As part of the 3D week I decided to look at artists that worked in different ways to those which I have previously looked at. Having never really worked with metal myself before I found the work of Junko Mori to be extremely interesting. Many of the shapes Mori creates look like natural organic forms that are at odds with the metal they are made from and I find this juxtaposition creates beautiful pieces of work. It is easy to see and appreciate how much time Junko Mori must spend on each of her pieces with each individual part of steel being worked into the desired shape by hammering with hand and then forged together to create the overall piece.
Junko Mori forged steel piece

Although Junko Mori does not plan her pieces out totally the process is often more experimental and unconscious than that, they are based on various elements of the natural world. Mori looks to the natural world for inspiration in her sketchbook and bases her pieces on the drawings. The piece Super Jumbo is made from a series of repeated organic shapes which was based on the earthquake and tsunami in her hometown of Japan in 2011. I particularly like the way the piece is shaped as it resembles a huge wave of water and despite being made out of steel, one of the most solid materials, it has a look of fluidity to it that makes it so interesting to look at.

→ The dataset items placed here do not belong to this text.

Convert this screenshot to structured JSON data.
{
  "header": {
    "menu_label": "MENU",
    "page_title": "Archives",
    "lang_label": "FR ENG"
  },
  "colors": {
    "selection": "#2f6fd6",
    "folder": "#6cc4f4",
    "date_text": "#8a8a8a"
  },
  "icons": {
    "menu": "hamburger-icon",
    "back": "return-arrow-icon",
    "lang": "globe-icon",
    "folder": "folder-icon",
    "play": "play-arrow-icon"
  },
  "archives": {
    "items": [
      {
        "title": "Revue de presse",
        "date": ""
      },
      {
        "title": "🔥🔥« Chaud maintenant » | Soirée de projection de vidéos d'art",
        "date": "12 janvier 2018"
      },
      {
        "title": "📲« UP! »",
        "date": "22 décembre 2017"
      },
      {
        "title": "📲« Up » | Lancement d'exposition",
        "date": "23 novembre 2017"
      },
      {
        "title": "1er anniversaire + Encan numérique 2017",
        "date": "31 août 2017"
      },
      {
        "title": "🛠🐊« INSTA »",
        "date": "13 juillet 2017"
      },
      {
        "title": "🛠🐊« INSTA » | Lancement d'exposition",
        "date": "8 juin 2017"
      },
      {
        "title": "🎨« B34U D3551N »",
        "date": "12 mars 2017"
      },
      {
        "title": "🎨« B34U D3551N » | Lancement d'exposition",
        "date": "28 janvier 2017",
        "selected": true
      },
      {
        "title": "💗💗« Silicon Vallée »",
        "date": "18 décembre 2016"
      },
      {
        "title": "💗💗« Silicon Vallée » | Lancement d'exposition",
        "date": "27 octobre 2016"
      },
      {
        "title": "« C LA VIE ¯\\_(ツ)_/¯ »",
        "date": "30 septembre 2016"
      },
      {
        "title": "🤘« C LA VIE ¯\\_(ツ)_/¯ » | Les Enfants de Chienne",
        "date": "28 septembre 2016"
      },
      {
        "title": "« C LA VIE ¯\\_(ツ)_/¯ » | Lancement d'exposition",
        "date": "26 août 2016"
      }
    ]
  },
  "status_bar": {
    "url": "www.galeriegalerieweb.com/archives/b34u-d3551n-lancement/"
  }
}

Super Jumbo by Junko Mori in forged steel
As well as the above larger scale steel pieces Junko Mori also creates smaller ones made from precious metals like silver and to pay for these materials and processes her work must be quite expensive to produce and buy. If each piece is uniquely made up of hundreds of individually hand forged pieces Mori must spend a lot of time on them and the level of skill and finish on them is extremely high so it is likely that they would be quite expensive.